Even with your scans,that PSA may have micro-metastatic disease, too small to be seen with even today's most sensitive PCa imaging.
The questions is, how long "should" your ADT be...!?
Not sure you'll find a consensus, either on this forum or in your literature research. I can say this, six months may be too short, 36 months too long, anyon saying lifetime, no...
Most will say 18-24 months. In my case, when we did triplet therapy in Jan 17, the plan was 24 months. Based on my response, PSA dropped to undetectable quickly and stayed there, Dr. Kwon agreed to 18 months. That brought me 4-1/2 years off treatment, no cure though, What would 24 months have brought, we'll never know since I am a study of one and we can't clone me and compare the two! My PCa is not "curable," or at least that's mainstream thought. It is manageable, particularly since it has not spread to the bones or organs. Yours may be, a question you may want to ask yourself and your medical team...is this a shot at a cure, if so, will the 24 months versus 6, 12, 18 better achieve that outcome? There are no guarantees though..
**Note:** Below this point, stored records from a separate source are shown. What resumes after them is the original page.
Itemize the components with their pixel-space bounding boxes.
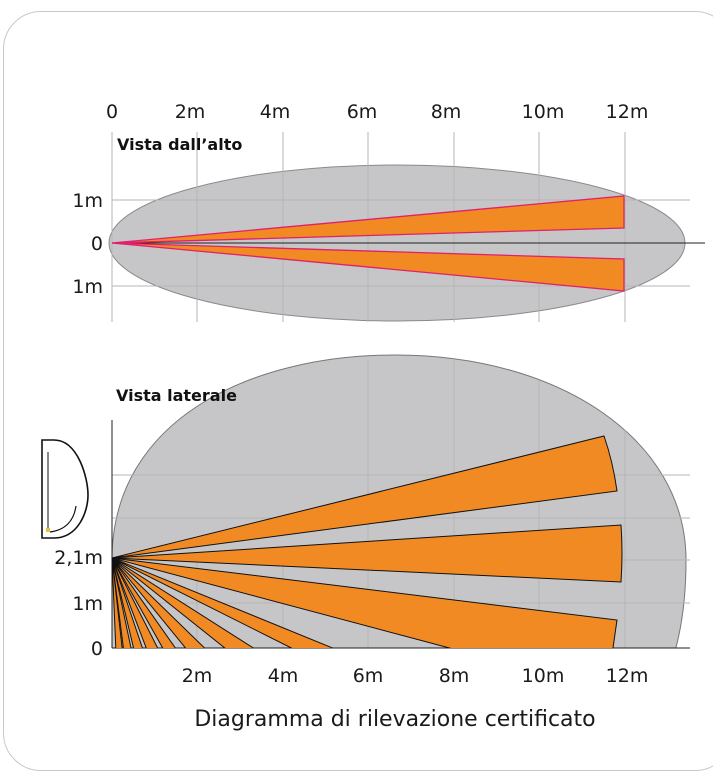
sensor-lens [49,505,77,533]
diagram-caption: Diagramma di rilevazione certificato [194,707,595,732]
side-x-tick: 10m [522,665,565,687]
side-beam [111,524,623,583]
side-view: Vista laterale 2,1m 1m 0 2m 4m 6m 8m 10m… [41,354,690,687]
side-beam [111,435,618,559]
side-beam [111,557,334,648]
top-x-tick: 10m [522,101,565,123]
side-beam [111,557,255,648]
side-x-tick: 12m [606,665,649,687]
side-beam [111,557,159,648]
sensor-led [46,528,50,532]
side-x-tick: 8m [439,665,470,687]
sensor-device-icon [41,439,89,539]
side-x-tick: 6m [353,665,384,687]
top-view-title: Vista dall’alto [117,135,242,154]
top-y-tick: 0 [91,233,103,255]
sensor-body [41,439,89,539]
side-y-tick: 1m [72,593,103,615]
side-beam [111,557,143,648]
top-beam-upper [111,195,625,244]
side-x-tick: 4m [268,665,299,687]
detection-diagram: Vista dall’alto 0 2m 4m 6m 8m 10m 12m 1m… [41,101,705,732]
side-beam [111,557,176,648]
top-x-tick: 12m [606,101,649,123]
side-view-title: Vista laterale [116,386,237,405]
side-beam [111,557,123,648]
top-x-tick: 2m [175,101,206,123]
top-view: Vista dall’alto 0 2m 4m 6m 8m 10m 12m 1m… [72,101,705,322]
top-y-tick: 1m [72,276,103,298]
top-x-tick: 6m [347,101,378,123]
side-y-tick: 0 [91,638,103,660]
top-beam-lower [111,242,625,292]
top-x-tick: 8m [431,101,462,123]
side-beam [111,557,618,648]
side-beam [111,557,132,648]
side-x-tick: 2m [182,665,213,687]
top-y-tick: 1m [72,190,103,212]
side-beam [111,557,206,648]
side-beams [111,435,623,648]
side-y-tick: 2,1m [54,547,103,569]
top-x-tick: 4m [260,101,291,123]
top-x-tick: 0 [106,101,118,123]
On this go around, my local oncologist in concert with my radiologist are recommended 12 months in combination with SBRT. They felt six months was too short, 24 months too long based on my clinical history and current clinical data from labs and Plarify scan.
A starting point for discussions with your medical team may be the NCCN Guidelines, this link may get you started - https://jnccn360.org/prostate/for-your-patients/nccn-guidelines-for-patients-prostate-cancer-advanced-stage/ These guidelines are a starting point for the standard of care in treatment of various stages of PCa.
Kevin
@kujhawk1978 wrote "I can say this, six months may be too short, 36 months too long, anyon saying lifetime, no…"
Reminder for anyone reading this out of context: "lifetime, no..." applies to ADT only if the prostate cancer hasn't already metastasised. Once you have metastatic prostate cancer (castrate-sensitive or -resistant), then it's "lifetime, yes..." as far as I've learned so far (or at least, as long as you're in active treatment rather than final palliative care).
But yes, there's good evidence going back over a decade that it's fine to take treatment "holidays" from ADT, for months or sometimes years (until your PSA rises significantly again), for non-metastatic prostate cancer — in consultation with your oncology team, of course (don't just unilaterally decide to stop taking it).